Moreover, he claimed that many of those interviewed recently emphasized their children’s education as a reason for moving to Israel.

The increase in potential emigrants coincides with a recent rise in anti-Semitic incidents in the Paris region and Marseilles.

As of Nov. 15, French police had recorded 26 violent acts and 115 incidents of intimidation against Jews in 2001, according to the Ministry of the Interior. CRIF, the umbrella organization of secular Jewish groups throughout France, claims the number is even higher.

The issue of anti-Semitism recently has become headline news in the French media, but many Jewish leaders feel the Socialist-led government has yet to take meaningful action.

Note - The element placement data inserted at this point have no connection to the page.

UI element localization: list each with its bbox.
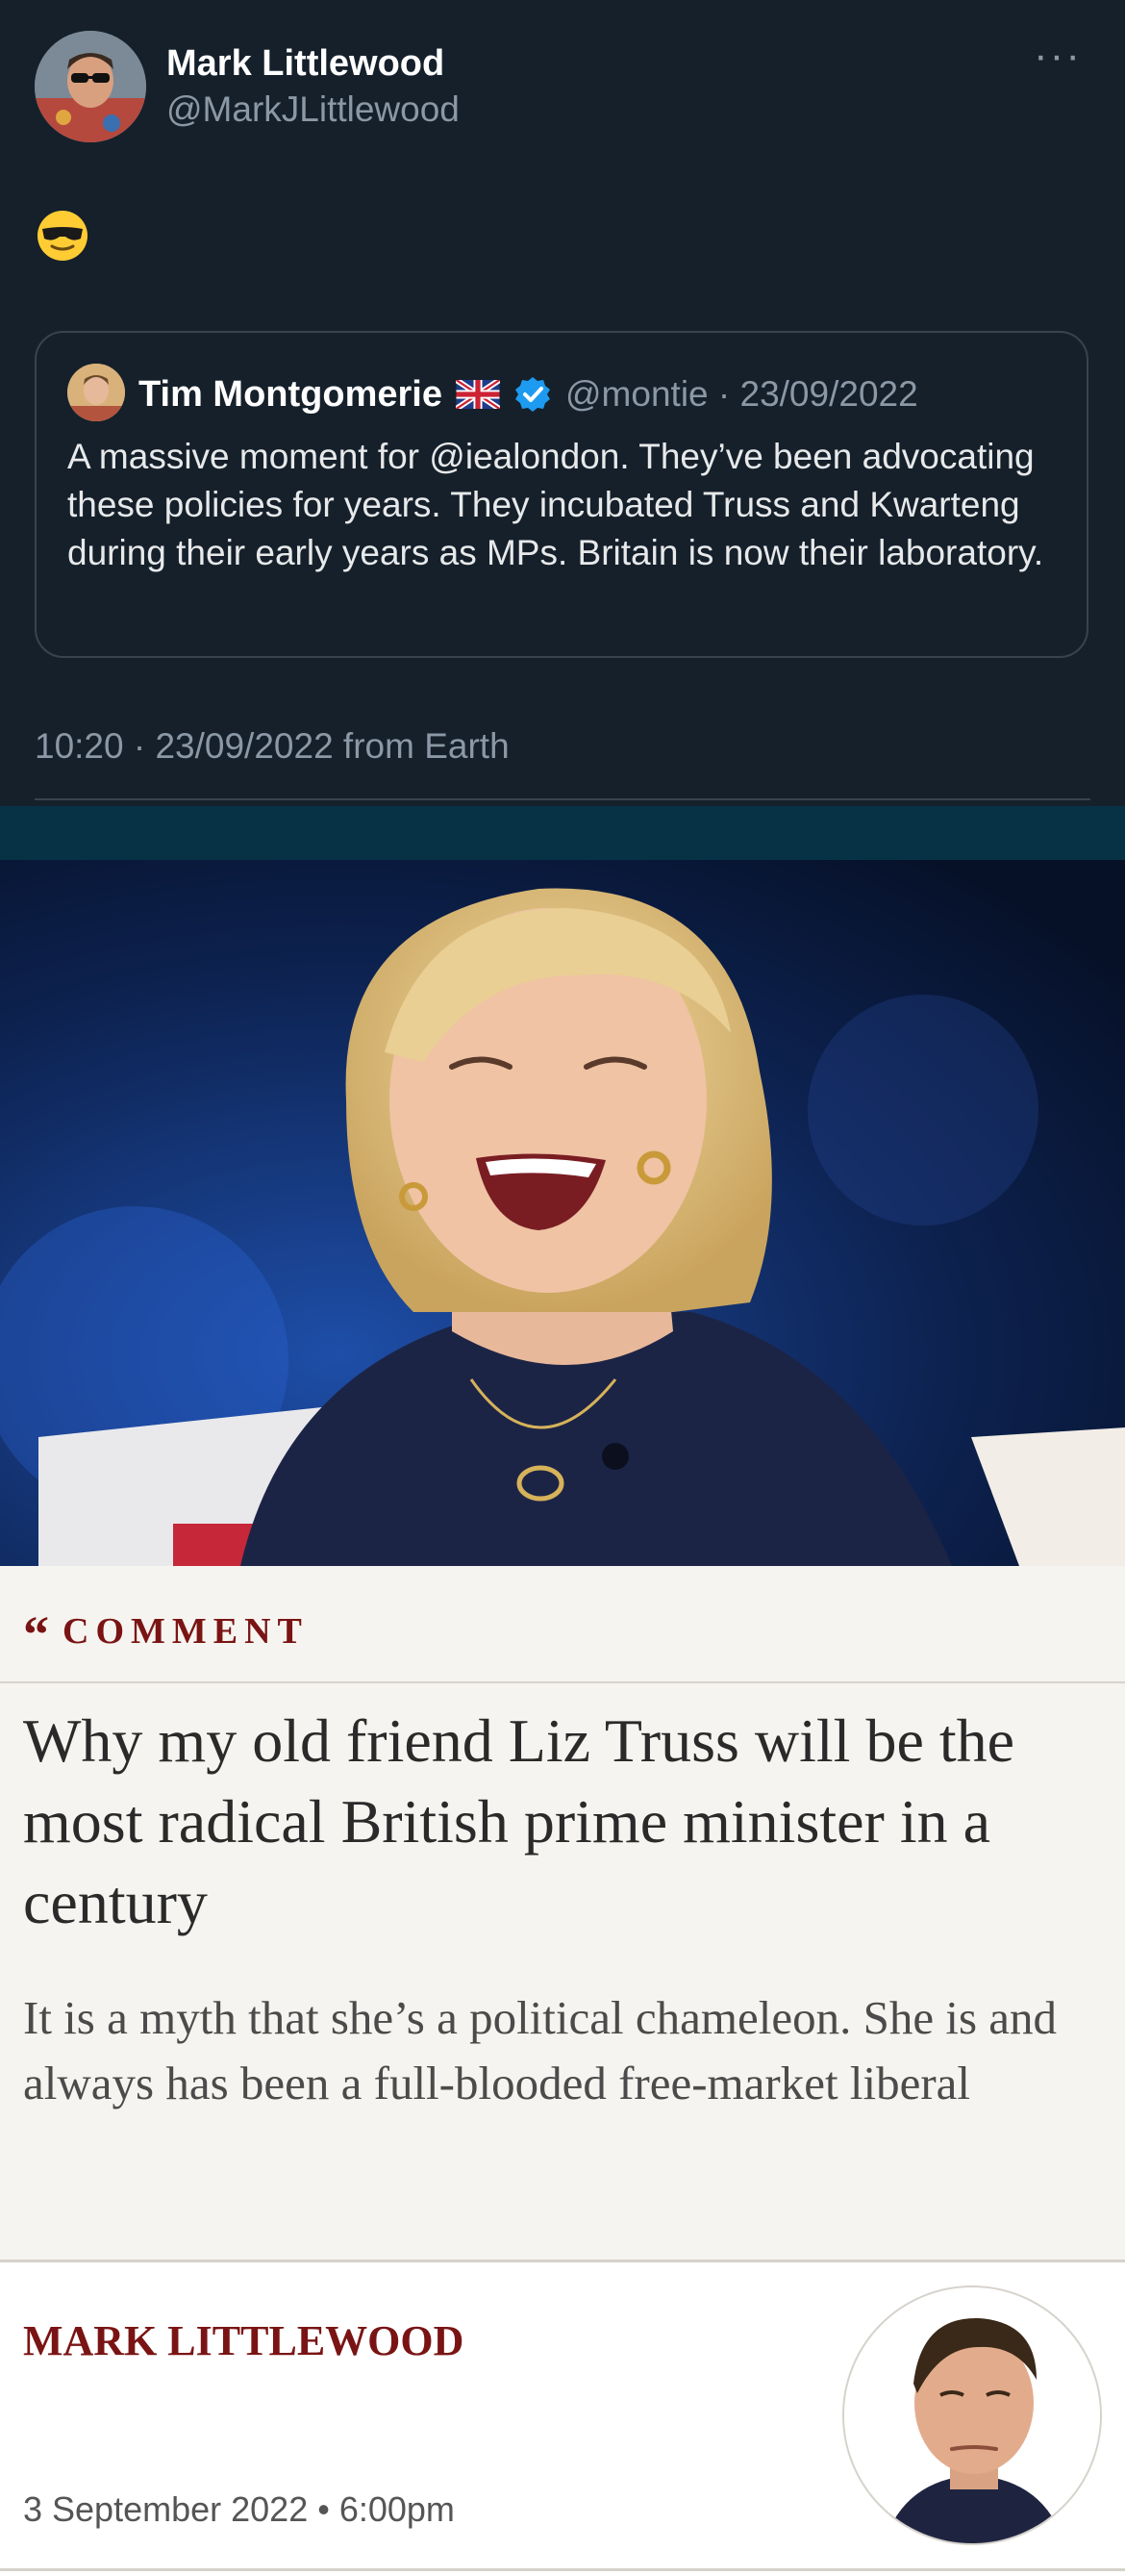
quote-mark-icon: “ bbox=[23, 1615, 49, 1648]
author-avatar[interactable] bbox=[35, 31, 146, 142]
tweet-timestamp[interactable]: 10:20 · 23/09/2022 from Earth bbox=[35, 721, 510, 771]
quoted-tweet-text: A massive moment for @iealondon. They’ve… bbox=[67, 437, 1044, 572]
article-hero-image bbox=[0, 860, 1125, 1566]
quoted-tweet-header: Tim Montgomerie @montie · 23/09/2022 bbox=[138, 367, 918, 421]
article-headline[interactable]: Why my old friend Liz Truss will be the … bbox=[23, 1701, 1100, 1943]
section-label-row: “ COMMENT bbox=[23, 1610, 309, 1653]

Speaking at the annual CRIF dinner at the beginning of December, Prime Minister Lionel Jospin assured Jewish notables of “the determination of the government to fight against all forms of anti-Semitism.”

Yet many in the community have grown disheartened that Interior Minister Daniel Vaillant — the man most responsible for national law enforcement policy — has continuously disputed the seriousness of the threats French Jews face on a daily basis.

Vaillant long has claimed that most anti-Semitic violence is carried out by Muslim youths from low-income neighborhoods, which few dispute. But Jewish leaders increasingly are concerned about the consequences of the anti-Semitic aggression.

Enrollment in Jewish schools has climbed over the past few years, a phenomenon that speaks to growing tensions between Muslim and Jewish youths. However, many middle-class Jewish families who share their neighborhoods with Maghrebins — Muslims of North African descent — are unable to afford the rising cost of private education.